Humor notwithstanding, I was put off at first. But half-way through Act One, Scene 2, I began to be amused, when Max Bialystock, role-playing with the rich widow he has been sexually accommodating to raise funds, acts out the well-hung stable boy.
Leo Bloom in his dreary accounting office, being terrorized along with his fellow employees by his boss (scene 3), had its funny moments, but after the surprise of the female dancers in his producer-fantasy popping out from between the cubicles wore off and they settled into their song-and-dance routine, I began to be bored.
The next moment of hilarity came for me in scene 6, when the Nazi-in-hiding and author of Springtime for Hitler, Franz Liebkind, acts out his love for Hitler and the producers convince him to allow them to produce his play.
But the absolutely funniest scene (7) occurred in the living room of theatrical director Roger DeBris. This was homosexual shtik at its finest. Roger’s assistant was so flaming he burned the house down. The production number “Keep It Gay” was the biggest scream in the musical. This scene also reminded me of the triviality of a social type I had my fill of back in Buffalo: dizzy queens whose political consciousness never rose above a concern whether the Nazi armbands looked good with the jackboots.
The final moment of interest was in the last scene of Act One, “Little Old Lady Land,” in which the horny old ladies that Max services swing on swings and sing.
To sum up, the funniest moments are those capitalizing on tastelessness and low humor.

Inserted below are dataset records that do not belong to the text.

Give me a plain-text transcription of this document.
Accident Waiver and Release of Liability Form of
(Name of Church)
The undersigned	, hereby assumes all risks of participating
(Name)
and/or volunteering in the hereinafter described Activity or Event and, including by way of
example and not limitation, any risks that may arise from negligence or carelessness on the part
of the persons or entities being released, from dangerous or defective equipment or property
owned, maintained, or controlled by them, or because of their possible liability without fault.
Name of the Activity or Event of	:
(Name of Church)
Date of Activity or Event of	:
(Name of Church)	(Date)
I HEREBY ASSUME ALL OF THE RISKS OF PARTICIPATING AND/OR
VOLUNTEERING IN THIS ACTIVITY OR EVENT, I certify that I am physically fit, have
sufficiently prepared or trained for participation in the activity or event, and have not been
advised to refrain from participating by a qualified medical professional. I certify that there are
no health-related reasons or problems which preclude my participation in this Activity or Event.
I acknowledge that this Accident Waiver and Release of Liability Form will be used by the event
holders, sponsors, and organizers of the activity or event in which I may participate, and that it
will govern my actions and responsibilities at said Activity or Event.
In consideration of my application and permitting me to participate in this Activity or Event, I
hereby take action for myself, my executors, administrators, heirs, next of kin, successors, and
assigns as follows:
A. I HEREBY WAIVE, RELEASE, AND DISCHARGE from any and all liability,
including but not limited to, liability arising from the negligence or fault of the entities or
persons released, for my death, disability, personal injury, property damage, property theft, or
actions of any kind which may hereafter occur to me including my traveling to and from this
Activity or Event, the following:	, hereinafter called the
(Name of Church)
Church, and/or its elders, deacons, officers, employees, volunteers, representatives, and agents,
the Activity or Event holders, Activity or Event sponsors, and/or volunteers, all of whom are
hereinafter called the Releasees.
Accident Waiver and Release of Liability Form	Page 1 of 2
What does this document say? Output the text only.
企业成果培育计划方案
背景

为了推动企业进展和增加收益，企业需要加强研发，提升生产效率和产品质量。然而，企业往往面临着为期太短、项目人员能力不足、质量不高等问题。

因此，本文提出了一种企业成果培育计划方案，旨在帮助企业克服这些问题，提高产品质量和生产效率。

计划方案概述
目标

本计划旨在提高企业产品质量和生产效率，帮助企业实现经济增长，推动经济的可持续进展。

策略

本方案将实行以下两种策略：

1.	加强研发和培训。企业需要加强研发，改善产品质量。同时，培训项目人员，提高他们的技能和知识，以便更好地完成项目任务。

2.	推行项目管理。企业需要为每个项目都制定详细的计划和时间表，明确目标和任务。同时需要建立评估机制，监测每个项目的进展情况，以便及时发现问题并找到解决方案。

The musical bored and irritated me at those moments when it reverted to standard musical format.
I found the first scene of Act Two tedious, basically filling time, in spite of the somewhat funny love scene between Leo and the sexy Swedish actress/ receptionist/ housemaid Ulla. But the following scenethe auditions for Springtime for Hitlergot me laughing.
Opening Night (scene 3) had its moments, but the performance of Springtime for Hitler (scene 4) itself was the climax of the production—a tawdry, tasteless, brilliantly staged spectacle, without peer.
There are numerous humorous moments in the subsequent scenes: the enraged Liebkind’s assault on Max, the police rescue and arrest of Max, the escape of Leo and Ulla, the solo from Max’s jail cell (“Betrayed”), the courtroom scene. The tradition of tastelessness is maintained in both the Sing Sing and Broadway productions of Max’s latest creation, Prisoners of Love. Leo the accountant is a real producer at last, and once he and Max are out of jail, they project a series of tawdry Broadway hits up in lights as the musical ends on a note or should I say chord which is simultaneously parodic and conventional.
This was indeed a highly entertaining production. It is apparently going to be made into a film once again. I wish Brooks had mocked his audience more viciously. Did the audience realize the joke was on them—or am I overly optimistic in postulating that Brooks is even sophisticated enough to care? My guess is that people will continue shelling out a couple hundred bucks a pop for the likes of Cats, enjoying every cretinous minute, and gushing to the folks back home about their big fun on Broadway. Is there any hope? I think not. American culture, three and a half decades after the original film, has become Springtime for Hitler. It is impossible for satire to compete with a self-parodying society that has no shame. And I still can’t stand musicals.